Dans Les Crimes de guerre de la France en Algérie, 1830-1847, l’universitaire Karima Aït Dahmane plonge dans l’histoire violente et méconnue de la conquête coloniale française, un chapitre où la barbarie a servi de doctrine d’occupation. En s’appuyant sur des archives officielles françaises, elle expose avec rigueur la réalité d’une guerre où l’extermination des populations indigènes a été pensée, organisée et mise en œuvre par l’armée coloniale.
Loin des récits aseptisés qui ont marqué l’historiographie française, ce livre démonte les falsifications historiques et met en lumière l’ampleur des exactions commises contre les Algériens. Massacres de masse, enfumades, décapitations, pillages systématiques, l’armée d’occupation a appliqué des méthodes qui relèvent du crime de guerre et du crime contre l’humanité, bien avant que ces termes ne soient consacrés par le droit international.
Dès l’expédition d’Alger en 1830, la colonisation s’est imposée par la terreur. La prise de la capitale marquait le début d’une campagne d’anéantissement dirigée contre les tribus et villages qui résistaient à l’avancée française. « Il faut un grand exemple et faire peur », écrivait le maréchal Clauzel, qui ordonna des destructions massives pour briser toute velléité d’opposition.
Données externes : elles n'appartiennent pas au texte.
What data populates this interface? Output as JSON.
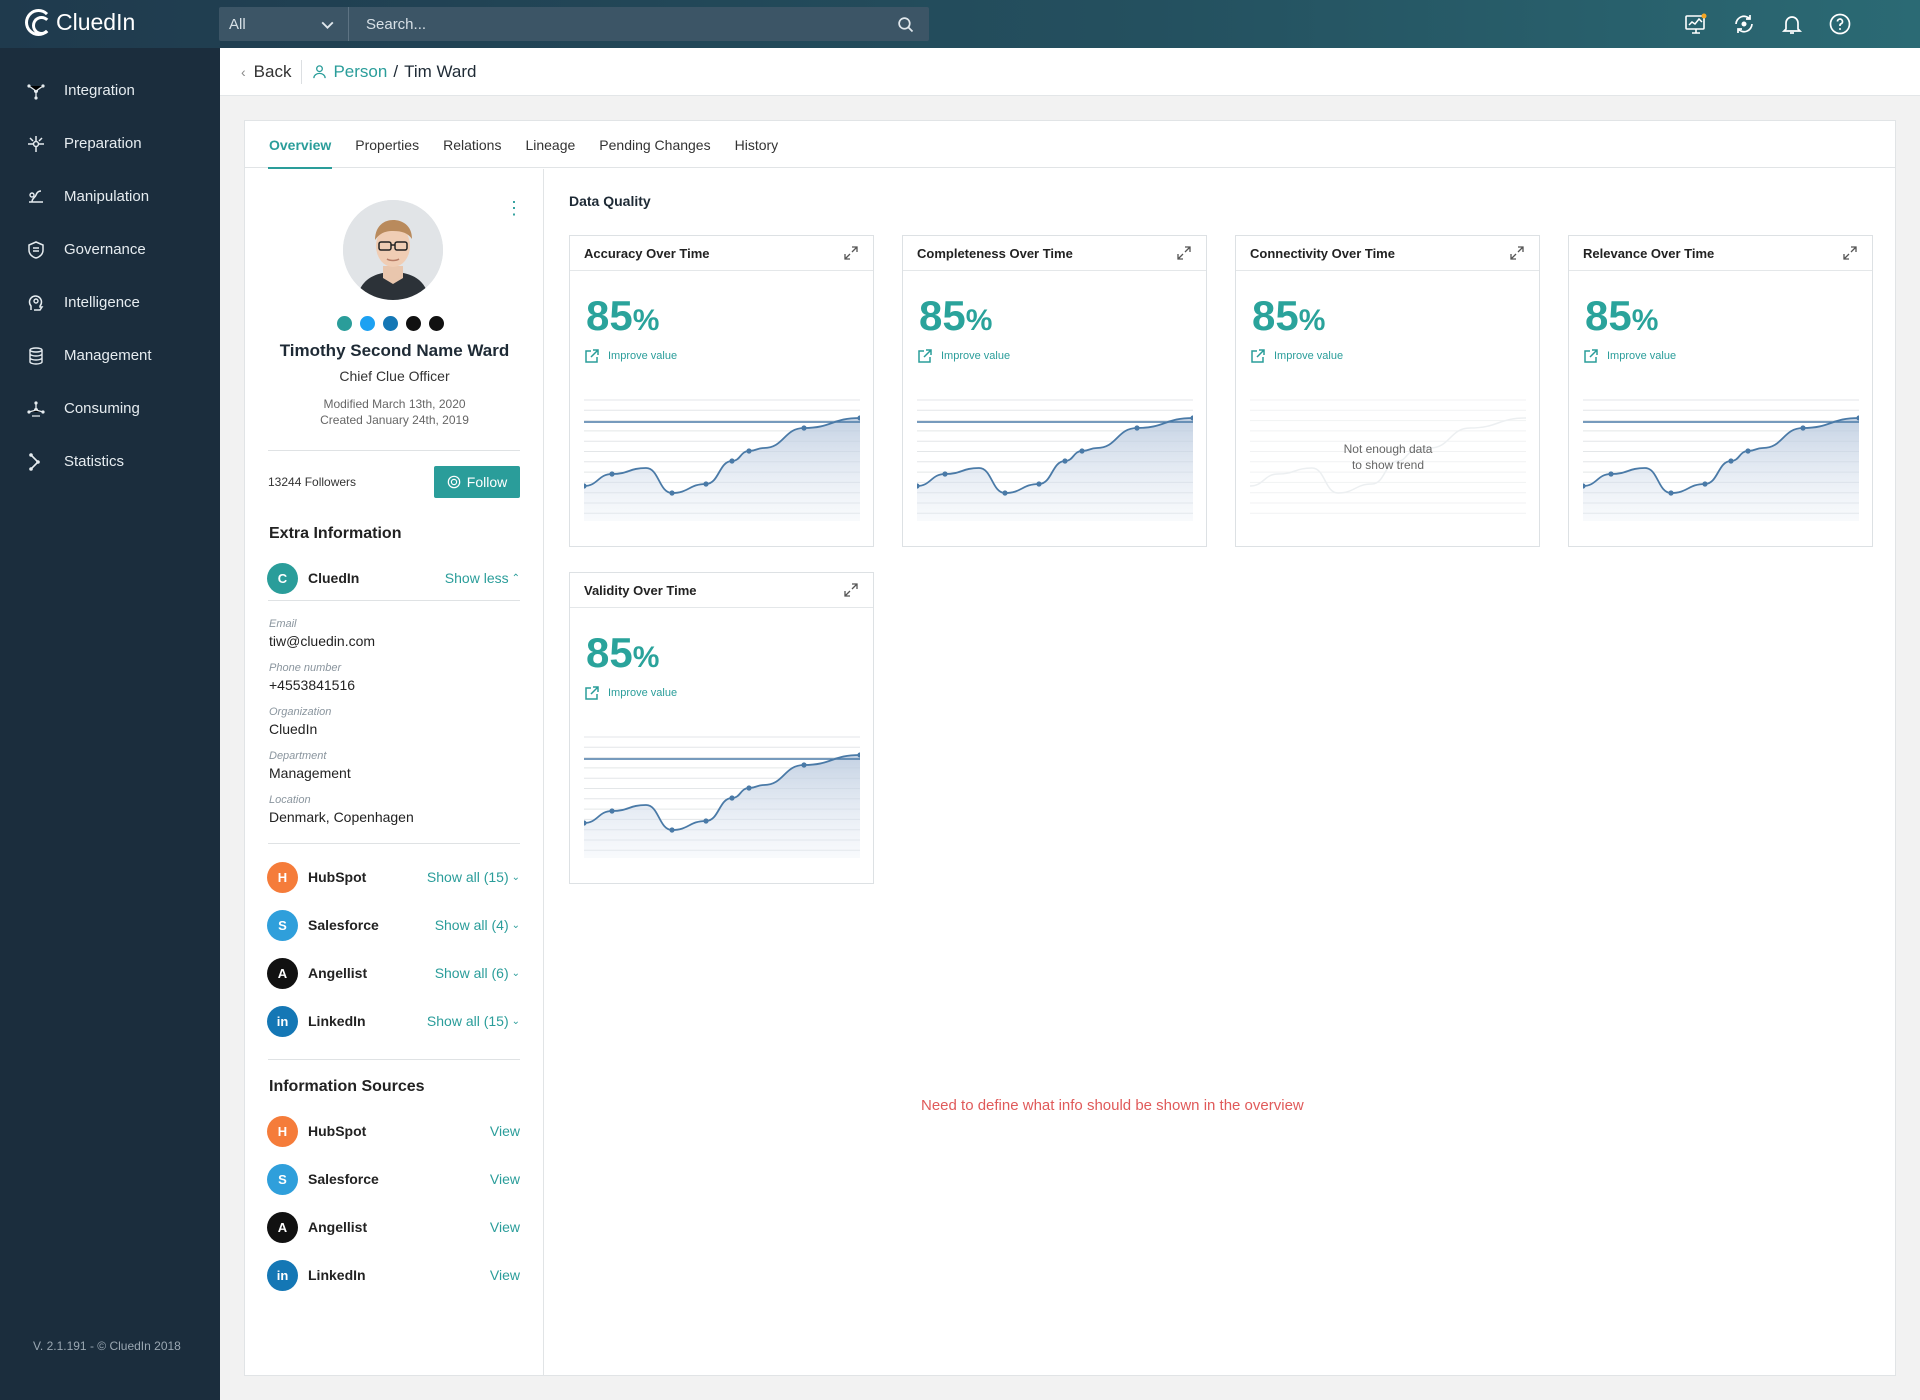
{
  "app": {
    "name": "CluedIn",
    "version": "V. 2.1.191 - © CluedIn  2018"
  },
  "search": {
    "scope": "All",
    "placeholder": "Search..."
  },
  "top_icons": [
    "monitor-icon",
    "sync-icon",
    "bell-icon",
    "help-icon"
  ],
  "sidebar": {
    "items": [
      {
        "label": "Integration",
        "icon": "integration-icon"
      },
      {
        "label": "Preparation",
        "icon": "preparation-icon"
      },
      {
        "label": "Manipulation",
        "icon": "manipulation-icon"
      },
      {
        "label": "Governance",
        "icon": "governance-icon"
      },
      {
        "label": "Intelligence",
        "icon": "intelligence-icon"
      },
      {
        "label": "Management",
        "icon": "management-icon"
      },
      {
        "label": "Consuming",
        "icon": "consuming-icon"
      },
      {
        "label": "Statistics",
        "icon": "statistics-icon"
      }
    ]
  },
  "header": {
    "back": "Back",
    "crumb_type": "Person",
    "separator": "/",
    "crumb_name": "Tim Ward"
  },
  "tabs": [
    "Overview",
    "Properties",
    "Relations",
    "Lineage",
    "Pending Changes",
    "History"
  ],
  "profile": {
    "name": "Timothy Second Name Ward",
    "title": "Chief Clue Officer",
    "modified": "Modified March 13th, 2020",
    "created": "Created January 24th, 2019",
    "followers": "13244 Followers",
    "follow_label": "Follow"
  },
  "extra": {
    "title": "Extra Information",
    "source_name": "CluedIn",
    "show_less": "Show less",
    "fields": [
      {
        "label": "Email",
        "value": "tiw@cluedin.com"
      },
      {
        "label": "Phone number",
        "value": "+4553841516"
      },
      {
        "label": "Organization",
        "value": "CluedIn"
      },
      {
        "label": "Department",
        "value": "Management"
      },
      {
        "label": "Location",
        "value": "Denmark, Copenhagen"
      }
    ],
    "sources": [
      {
        "name": "HubSpot",
        "link": "Show all (15)",
        "color": "#f57c3a"
      },
      {
        "name": "Salesforce",
        "link": "Show all (4)",
        "color": "#2f9fdb"
      },
      {
        "name": "Angellist",
        "link": "Show all (6)",
        "color": "#111111"
      },
      {
        "name": "LinkedIn",
        "link": "Show all (15)",
        "color": "#1477b5"
      }
    ]
  },
  "info_sources": {
    "title": "Information Sources",
    "items": [
      {
        "name": "HubSpot",
        "link": "View",
        "color": "#f57c3a"
      },
      {
        "name": "Salesforce",
        "link": "View",
        "color": "#2f9fdb"
      },
      {
        "name": "Angellist",
        "link": "View",
        "color": "#111111"
      },
      {
        "name": "LinkedIn",
        "link": "View",
        "color": "#1477b5"
      }
    ]
  },
  "data_quality": {
    "title": "Data Quality",
    "improve_label": "Improve value",
    "metrics": [
      {
        "title": "Accuracy Over Time",
        "value": "85",
        "unit": "%",
        "has_trend": true
      },
      {
        "title": "Completeness Over Time",
        "value": "85",
        "unit": "%",
        "has_trend": true
      },
      {
        "title": "Connectivity Over Time",
        "value": "85",
        "unit": "%",
        "has_trend": false,
        "no_data_line1": "Not enough data",
        "no_data_line2": "to show trend"
      },
      {
        "title": "Relevance Over Time",
        "value": "85",
        "unit": "%",
        "has_trend": true
      },
      {
        "title": "Validity Over Time",
        "value": "85",
        "unit": "%",
        "has_trend": true
      }
    ]
  },
  "note": "Need to define what info should be shown in the overview",
  "colors": {
    "accent": "#2a9d9a",
    "sidebar": "#1b2d3d",
    "note": "#e05a5a"
  }
}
Le général Thomas-Robert Bugeaud, gouverneur général de l’Algérie en 1840, théorise cette violence en instituant la guerre totale contre les populations civiles. « Il faut brûler les moissons, vider les silos, abattre les arbres fruitiers », préconise-t-il dans ses écrits. Sa stratégie repose sur la politique de la terre brûlée et le harcèlement permanent des tribus. Il met en place des colonnes mobiles, unités de cavalerie et d’infanterie qui parcourent le pays en semant la désolation, villages incendiés, habitants exécutés ou déportés.
Parmi les méthodes les plus atroces, les « enfumades » restent l’un des symboles de cette politique de terreur. En 1844, le général Cavaignac ordonne d’asphyxier des centaines d’Algériens réfugiés dans une grotte du Dahra, un procédé que son successeur, le général Pélissier, reproduira un an plus tard à la grotte de Ghar El Frachih. « La fumée les étouffera mieux que nos baïonnettes », écrit-il cyniquement dans un rapport adressé à sa hiérarchie.
Les chiffres de cette guerre d’anéantissement sont vertigineux. Selon les sources françaises, entre 500 000 et un million d’Algériens trouvent la mort entre 1830 et 1870 sur une population initiale estimée à trois millions d’habitants. D’autres sources algériennes avancent le chiffre de dix millions, un débat qui, bien qu’ayant ses zones d’ombre, ne remet pas en cause l’ampleur du drame, la conquête coloniale a décimé près de la moitié de la population en quelques décennies.
Face à cette machine de guerre, une résistance farouche s’organise. À partir de 1832, un chef se distingue par sa capacité à structurer la lutte contre l’occupant : l’émir Abdelkader. Formé à la fois à la théologie soufie et aux stratégies militaires, il comprend vite que l’affrontement direct avec les troupes françaises est voué à l’échec. Il privilégie une guerre de mouvement, harcelant les colonnes françaises et multipliant les attaques ciblées.
Bugeaud, Saint-Arnaud, Lamoricière, Clauzel, Cavaignac, tous reconnaissent dans leurs correspondances la ténacité et le génie militaire de l’émir Abdelkader, qualifié de « redoutable » et « insaisissable ». Mais en 1843, un événement fait basculer la guerre, la prise de la Smala. Ce gigantesque camp itinérant, abritant plus de 30 000 personnes, est attaqué par surprise par le duc d’Aumale. L’émir y perd non seulement des hommes, mais aussi des armes, des manuscrits et des richesses considérables.
Dès lors, l’étau se resserre. En 1844, la défaite marocaine à la bataille d’Isly prive Abdelkader d’un soutien stratégique majeur. Traqué de toutes parts, il finit par se rendre en 1847 au général Lamoricière, plus pour éviter de nouveaux massacres de civils que par capitulation militaire.